“W. Hayes.”

2nd. “1808.—William, son of Hugh and Margaret Drummond, was baptised by the Bishop of Moulins at Stilton, Hunts., May 30th, 1808. Sponsors, Edward Courier and Margaret Anderson, attested by Mr. Wm. Hayes.”

3rd. “1814.—Louis Stanilas Henry Paschal, son of John Andrew Delapoux and of Sarah Mason (his lawful wife) of Yaxley, Huntingdonshire, on May 3rd, was baptised May 14th, 1814, by the Rt. Rev. Stephen John Baptist Lewis de Galois de la Tour, residing at Stilton. Sponsor, Mr. Paschal Levisse of Oundle, Northamptonshire, which I, the undersigned, hereby certify from the original act.

“W. Hayes.”

In the first entry, 1807, the officiating priest is “the late Vicar General of the Diocese of Mans, and Canon of the Cathedral Church,” who was possibly attending to the prisoners until the Sponsor, the Rt. Rev. Stephen John Baptist Lewis de Galois de la Tours (the Bishop-designate of Moulins), took up the work. John Andrew Delapoux, the father of the child, was a clerk at Norman Cross—many of the officials had French names, and were probably naturalised British subjects, or children of naturalised Frenchmen and familiar with the French language. He had been married to Miss Mason, in Stilton Parish Church, on 2nd September 1802, and until the research undertaken for the purposes of this work revealed his identity, these were supposed to be entries of the baptisms of children of a French prisoner who had married an English wife. In the second, 1808, the Bishop of Moulins is entered as the officiating priest. In the 3rd the priest performing the ceremony is the Rt. Rev. Stephen John Baptist Lewis de Galois de la Tour. The priest in whose mission the Baptism took place and who made the entry, gave the Christian and family names of the Bishop-designate of Moulins, but not the episcopal title, as in the second entry. The prefix Right Reverend marks the ecclesiastical rank claimed by the Bishop; but a letter from Lord Mulgrave [180a] states that he was only Bishop-designate. He had never been consecrated, and he would therefore not be always recognised by his brethren as Évêque de Moulins.

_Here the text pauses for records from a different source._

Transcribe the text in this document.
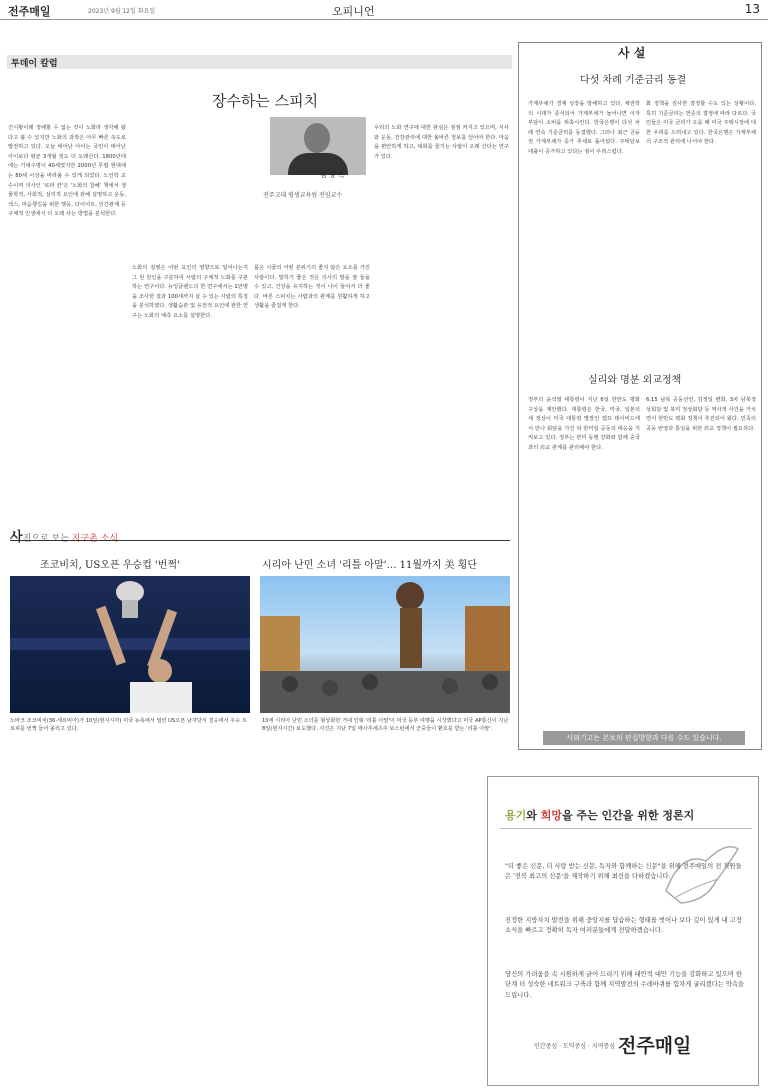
전주매일	2023년 9월 12일 화요일	오피니언	13
투데이 칼럼
장수하는 스피치
김 양 옥
전주고대 평생교육원 전임교수
진시황이래 정해할 수 없는 것이 노화라 생각해 왔다고 볼 수 있지만 노화의 과학은 아무 빠른 속도로 발전하고 있다. 오늘 태어난 아이는 국민이 태어난 아이보다 평균 3개월 정도 더 오래산다. 1800년대에는 기대수명이 40세였지만 2000년 무렵 현대에는 80세 이상을 바라볼 수 있게 되었다. 노인학 교수이며 의사인 '로라 칸'은 '노화의 참혜' 책에서 생물학적, 사회적, 심리적 요인에 관해 설명하고 운동, 섹스, 마음챙김을 위한 행동, 다이어트, 인간관계 등 구체적 인생에서 더 오래 사는 방법을 분석한다.
노화의 질병은 어떤 요인의 영향으로 일어나는지 그 원 원인을 구분하여 사람의 구체적 노화를 구분하는 연구이다. 뉴잉글랜드의 한 연구에서는 1만명을 조사한 결과 100세까지 살 수 있는 사람의 특징을 분석하였다. 생활습관 및 유전적 요인에 관한 연구는 노화의 예측 요소를 설명한다.
몸은 시골의 어떤 분위기의 좋지 않은 요소를 가진 사람이다. 말하기 좋은 것은 의사의 말을 잘 들을 수 있고, 건강을 유지하는 것이 나이 들어서 더 좋다. 바른 스피치는 사람과의 관계를 원활하게 하고 생활을 즐겁게 한다.
우리의 노화 연구에 대한 관심은 점점 커지고 있으며, 식사와 운동, 건강관리에 대한 올바른 정보를 얻어야 한다. 마음을 편안하게 하고, 대화를 즐기는 사람이 오래 산다는 연구가 있다.
사진으로 보는 지구촌 소식
조코비치, US오픈 우승컵 '번쩍'
노바크 조코비치(36·세르비아)가 10일(현지시각) 미국 뉴욕에서 열린 US오픈 남자단식 결승에서 우승 트로피를 번쩍 들어 올리고 있다.
시리아 난민 소녀 '리틀 아말'… 11월까지 美 횡단
10세 시리아 난민 소녀를 형상화한 거대 인형 '리틀 아말'이 미국 동부 여행을 시작했다고 미국 AP통신이 지난 8일(현지시간) 보도했다. 사진은 지난 7일 매사추세츠주 보스턴에서 군중들이 환호를 받는 '리틀 아말'.
사 설
다섯 차례 기준금리 동결
가계부채가 경제 성장을 방해하고 있다. 채권학의 시대가 종식되어 가계부채가 늘어나면 이자 부담이 소비를 위축시킨다. 한국은행이 다섯 차례 연속 기준금리를 동결했다. 그러나 최근 금융권 가계부채가 증가 추세로 돌아섰다. 주택담보대출이 증가하고 있다는 점이 우려스럽다.
화 정책을 검사한 결정할 수도 있는 상황이다. 특히 기준금리는 연준의 결정에 따라 다르다. 국민들은 미국 금리가 오를 때 미국 주택시장에 대한 우려를 드러내고 있다. 한국은행은 가계부채의 구조적 관리에 나서야 한다.
실리와 명분 외교정책
정부의 윤석열 대통령이 지난 6일 한반도 평화 구상을 제안했다. 대통령은 한국, 미국, 일본의 세 정상이 미국 대통령 별장인 캠프 데이비드에서 만나 회담을 가진 뒤 한미일 공동의 대응을 지켜보고 있다. 정부는 한미 동맹 강화와 함께 중국과의 외교 관계를 관리해야 한다.
6.15 남북 공동선언, 김정일 변화, 3차 남북정상회담 및 북미 정상회담 등 역사적 사건을 거치면서 한반도 평화 정책이 추진되어 왔다. 민족의 공동 번영과 통일을 위한 외교 정책이 필요하다.
사외기고는 본보의 편집방향과 다를 수도 있습니다.
용기와 희망을 주는 인간을 위한 정론지
"더 좋은 신문, 더 사랑 받는 신문, 독자와 함께하는 신문"을 위해 전주매일의 전 직원들은 '전북 최고의 신문'을 제작하기 위해 최선을 다하겠습니다.
진정한 지방자치 발전을 위해 중앙지를 답습하는 형태를 벗어나 보다 깊이 있게 내 고장 소식을 빠르고 정확히 독자 여러분들에게 전달하겠습니다.
당신의 가려움을 속 시원하게 긁어 드리기 위해 대안적 대안 기능을 강화하고 있으며 한 단계 더 성숙한 네트워크 구축과 함께 지역발전의 수레바퀴를 힘차게 굴리겠다는 약속을 드립니다.
인간중심 · 도덕중심 · 지역중심 전주매일
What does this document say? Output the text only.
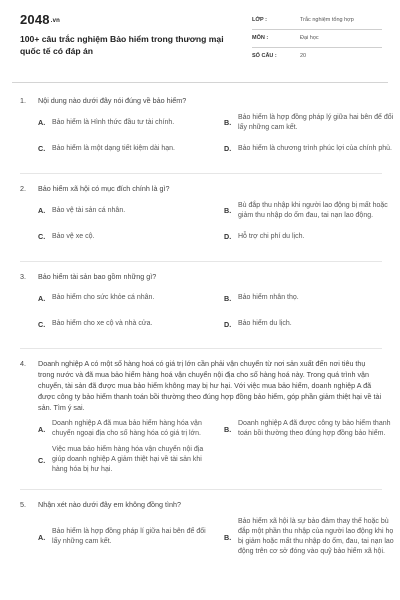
2048.vn
100+ câu trắc nghiệm Bảo hiểm trong thương mại quốc tế có đáp án
LỚP :	Trắc nghiệm tổng hợp
MÔN :	Đại học
SỐ CÂU :	20
1. Nội dung nào dưới đây nói đúng về bảo hiểm?
A. Bảo hiểm là Hình thức đầu tư tài chính.	B.
Bảo hiểm là hợp đồng pháp lý giữa hai bên để đổi lấy những cam kết.
C. Bảo hiểm là một dạng tiết kiệm dài hạn.	D. Bảo hiểm là chương trình phúc lợi của chính phủ.
2. Bảo hiểm xã hội có mục đích chính là gì?
A. Bảo vệ tài sản cá nhân.	B.
Bù đắp thu nhập khi người lao động bị mất hoặc giảm thu nhập do ốm đau, tai nạn lao động.
C. Bảo vệ xe cộ.	D. Hỗ trợ chi phí du lịch.
3. Bảo hiểm tài sản bao gồm những gì?
A. Bảo hiểm cho sức khỏe cá nhân.	B. Bảo hiểm nhân thọ.
C. Bảo hiểm cho xe cộ và nhà cửa.	D. Bảo hiểm du lịch.
4. Doanh nghiệp A có một số hàng hoá có giá trị lớn cần phải vận chuyển từ nơi sản xuất đến nơi tiêu thụ trong nước và đã mua bảo hiểm hàng hoá vận chuyển nội địa cho số hàng hoá này. Trong quá trình vận chuyển, tài sản đã được mua bảo hiểm không may bị hư hại. Với việc mua bảo hiểm, doanh nghiệp A đã được công ty bảo hiểm thanh toán bồi thường theo đúng hợp đồng bảo hiểm, góp phần giảm thiệt hại về tài sản. Tìm ý sai.
A.
Doanh nghiệp A đã mua bảo hiểm hàng hóa vận chuyển ngoại địa cho số hàng hóa có giá trị lớn.	B.
Doanh nghiệp A đã được công ty bảo hiểm thanh toán bồi thường theo đúng hợp đồng bảo hiểm.
C.
Việc mua bảo hiểm hàng hóa vận chuyển nội địa giúp doanh nghiệp A giảm thiệt hại về tài sản khi hàng hóa bị hư hại.
5. Nhận xét nào dưới đây em không đồng tình?
A.
Bảo hiểm là hợp đồng pháp lí giữa hai bên để đổi lấy những cam kết.	B.
Bảo hiểm xã hội là sự bảo đảm thay thế hoặc bù đắp một phần thu nhập của người lao động khi họ bị giảm hoặc mất thu nhập do ốm, đau, tai nạn lao động trên cơ sở đóng vào quỹ bảo hiểm xã hội.
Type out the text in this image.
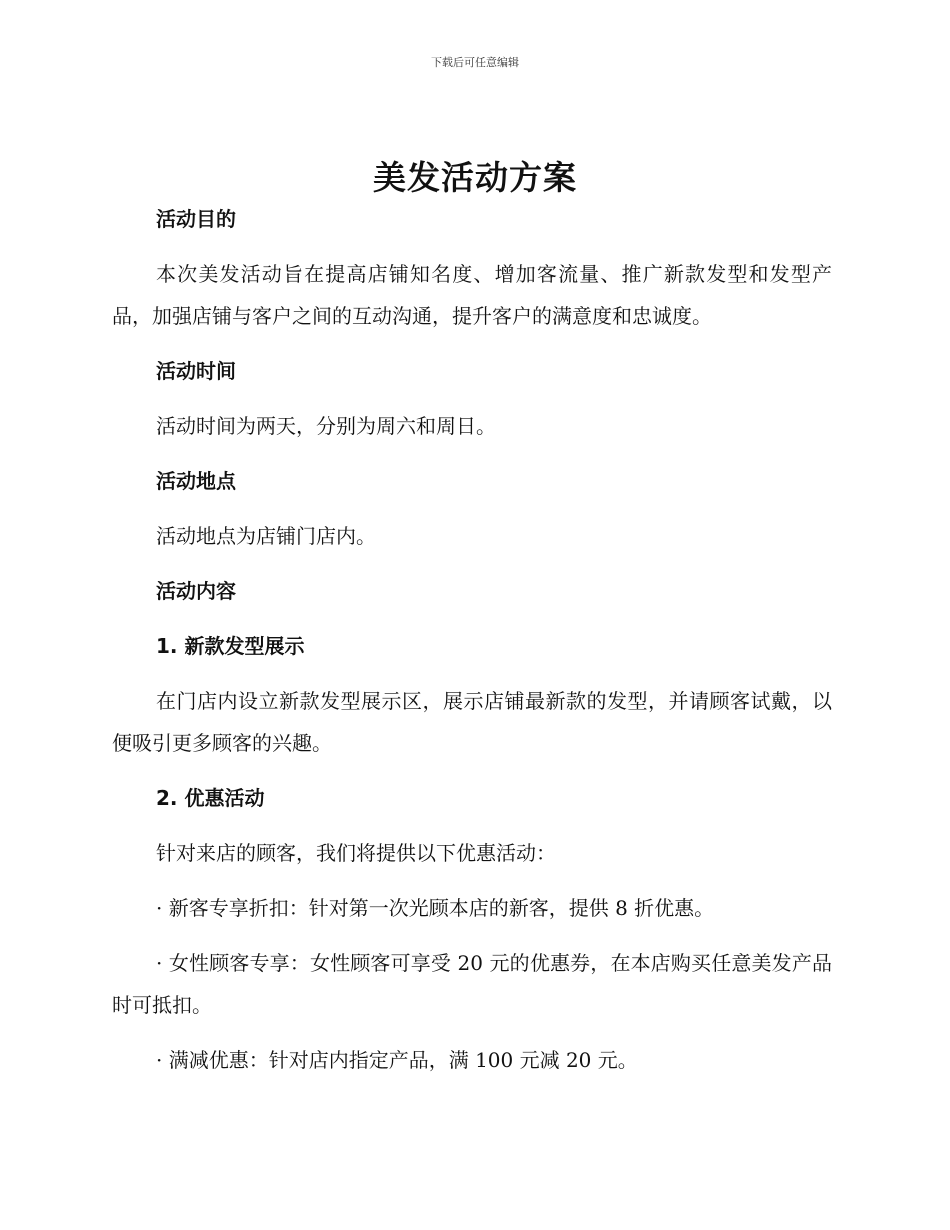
下载后可任意编辑
美发活动方案

活动目的

本次美发活动旨在提高店铺知名度、增加客流量、推广新款发型和发型产品，加强店铺与客户之间的互动沟通，提升客户的满意度和忠诚度。

活动时间

活动时间为两天，分别为周六和周日。

活动地点

活动地点为店铺门店内。

活动内容

1. 新款发型展示

在门店内设立新款发型展示区，展示店铺最新款的发型，并请顾客试戴，以便吸引更多顾客的兴趣。

2. 优惠活动

针对来店的顾客，我们将提供以下优惠活动：

· 新客专享折扣：针对第一次光顾本店的新客，提供 8 折优惠。

· 女性顾客专享：女性顾客可享受 20 元的优惠券，在本店购买任意美发产品时可抵扣。

· 满减优惠：针对店内指定产品，满 100 元减 20 元。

It is unfortunate that it is the duty of the humblest historian to push aside the glamour that tradition and the writers of romance weave around a man and to show him as he is, and the traditional story of the Bishop of Moulins is not the only illusion which has been dispelled in the course of our investigations.

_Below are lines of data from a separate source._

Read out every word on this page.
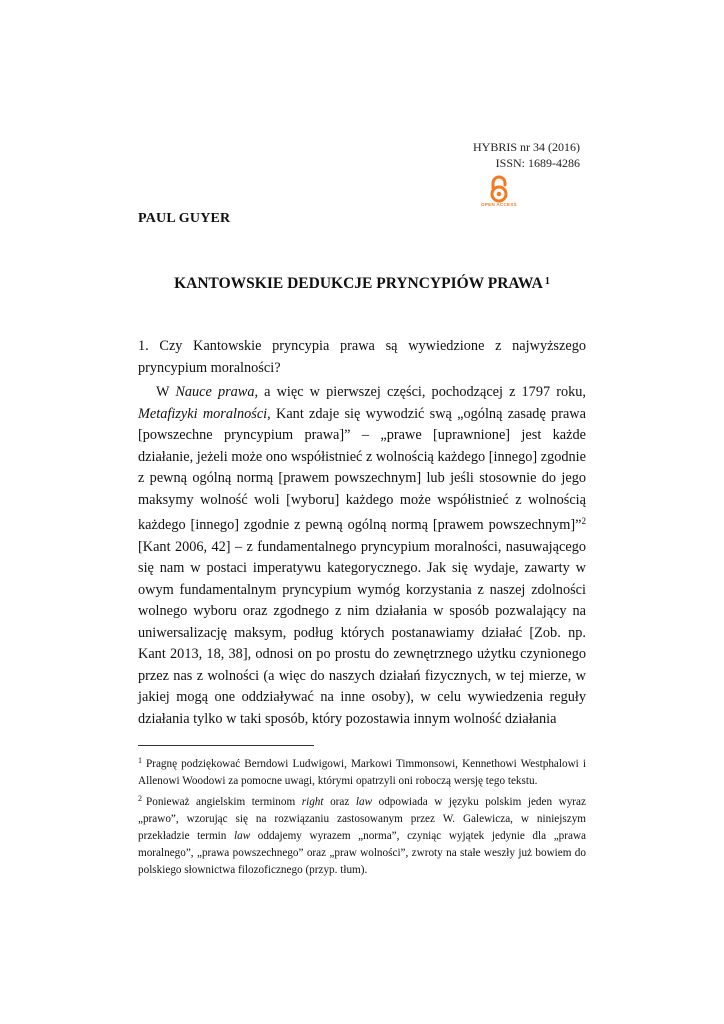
HYBRIS nr 34 (2016)
ISSN: 1689-4286
OPEN ACCESS
PAUL GUYER
KANTOWSKIE DEDUKCJE PRYNCYPIÓW PRAWA $^1$
1. Czy Kantowskie pryncypia prawa są wywiedzione z najwyższego pryncypium moralności?
W Nauce prawa, a więc w pierwszej części, pochodzącej z 1797 roku, Metafizyki moralności, Kant zdaje się wywodzić swą „ogólną zasadę prawa [powszechne pryncypium prawa]” – „prawe [uprawnione] jest każde działanie, jeżeli może ono współistnieć z wolnością każdego [innego] zgodnie z pewną ogólną normą [prawem powszechnym] lub jeśli stosownie do jego maksymy wolność woli [wyboru] każdego może współistnieć z wolnością każdego [innego] zgodnie z pewną ogólną normą [prawem powszechnym]”$^2$ [Kant 2006, 42] – z fundamentalnego pryncypium moralności, nasuwającego się nam w postaci imperatywu kategorycznego. Jak się wydaje, zawarty w owym fundamentalnym pryncypium wymóg korzystania z naszej zdolności wolnego wyboru oraz zgodnego z nim działania w sposób pozwalający na uniwersalizację maksym, podług których postanawiamy działać [Zob. np. Kant 2013, 18, 38], odnosi on po prostu do zewnętrznego użytku czynionego przez nas z wolności (a więc do naszych działań fizycznych, w tej mierze, w jakiej mogą one oddziaływać na inne osoby), w celu wywiedzenia reguły działania tylko w taki sposób, który pozostawia innym wolność działania
$^1$ Pragnę podziękować Berndowi Ludwigowi, Markowi Timmonsowi, Kennethowi Westphalowi i Allenowi Woodowi za pomocne uwagi, którymi opatrzyli oni roboczą wersję tego tekstu.
$^2$ Ponieważ angielskim terminom right oraz law odpowiada w języku polskim jeden wyraz „prawo”, wzorując się na rozwiązaniu zastosowanym przez W. Galewicza, w niniejszym przekładzie termin law oddajemy wyrazem „norma”, czyniąc wyjątek jedynie dla „prawa moralnego”, „prawa powszechnego” oraz „praw wolności”, zwroty na stałe weszły już bowiem do polskiego słownictwa filozoficznego (przyp. tłum).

The Bishop of Moulins has been, by traditions authoritatively reproduced in print, gradually elevated to the position of a saint who voluntarily relinquished his high office in France, and sacrificed its emoluments in order that he might minister to his fellow countrymen in captivity. In his little romance, [180b] the late Rev. Arthur Brown says, p. 44:

“And the Chaplain was none other than the Bishop of Moulins. He had voluntarily come to England out of pure compassion for his imprisoned countrymen, and with true missionary zeal was giving himself up to their spiritual welfare. He was a venerable-looking man, much respected by the prisoners generally. It was a noble act of self-sacrifice.”

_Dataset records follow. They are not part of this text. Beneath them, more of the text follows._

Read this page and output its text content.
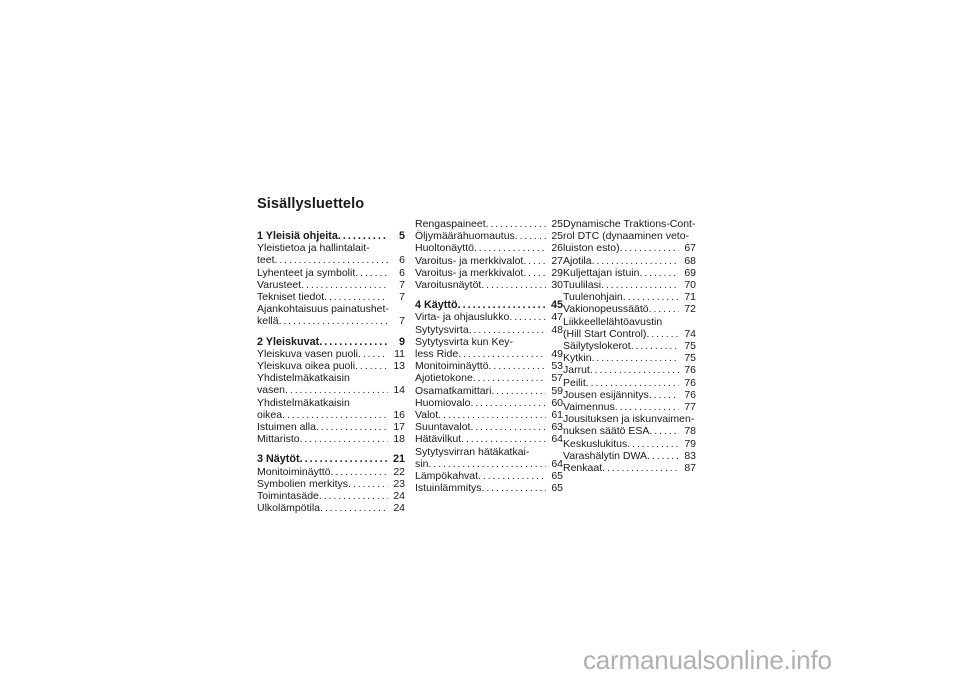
Sisällysluettelo
1 Yleisiä ohjeita . . .	5
Yleistietoa ja hallintalait-
teet . . .	6
Lyhenteet ja symbolit . . .	6
Varusteet . . .	7
Tekniset tiedot . . .	7
Ajankohtaisuus painatushet-
kellä . . .	7
2 Yleiskuvat . . .	9
Yleiskuva vasen puoli . . .	11
Yleiskuva oikea puoli . . .	13
Yhdistelmäkatkaisin
vasen . . .	14
Yhdistelmäkatkaisin
oikea . . .	16
Istuimen alla . . .	17
Mittaristo . . .	18
3 Näytöt . . .	21
Monitoiminäyttö . . .	22
Symbolien merkitys . . .	23
Toimintasäde . . .	24
Ulkolämpötila . . .	24
Rengaspaineet . . .	25
Öljymäärähuomautus . . .	25
Huoltonäyttö . . .	26
Varoitus- ja merkkivalot . . .	27
Varoitus- ja merkkivalot . . .	29
Varoitusnäytöt . . .	30
4 Käyttö . . .	45
Virta- ja ohjauslukko . . .	47
Sytytysvirta . . .	48
Sytytysvirta kun Key-
less Ride . . .	49
Monitoiminäyttö . . .	53
Ajotietokone . . .	57
Osamatkamittari . . .	59
Huomiovalo . . .	60
Valot . . .	61
Suuntavalot . . .	63
Hätävilkut . . .	64
Sytytysvirran hätäkatkai-
sin . . .	64
Lämpökahvat . . .	65
Istuinlämmitys . . .	65
Dynamische Traktions-Cont-
rol DTC (dynaaminen veto-
luiston esto) . . .	67
Ajotila . . .	68
Kuljettajan istuin . . .	69
Tuulilasi . . .	70
Tuulenohjain . . .	71
Vakionopeussäätö . . .	72
Liikkeellelähtöavustin
(Hill Start Control) . . .	74
Säilytyslokerot . . .	75
Kytkin . . .	75
Jarrut . . .	76
Peilit . . .	76
Jousen esijännitys . . .	76
Vaimennus . . .	77
Jousituksen ja iskunvaimen-
nuksen säätö ESA . . .	78
Keskuslukitus . . .	79
Varashälytin DWA . . .	83
Renkaat . . .	87
carmanualsonline.info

In a romance it is quite legitimate to adopt a name for an imaginary character, and to endow the fictitious individual with virtues which the real owner of the name did not possess, but Mr. Brown emphatically declares this passage to be history, and not fiction, by a footnote, of which the first sentence is, “This is fact, not fiction.” The note continues:

“It would be interesting to know the history of this good man after the prisoners were discharged in 1814. One thing is certain, that he must ever have enjoyed a feast of memory to his dying day, in having been a shepherd and bishop of souls to these poor prisoners.”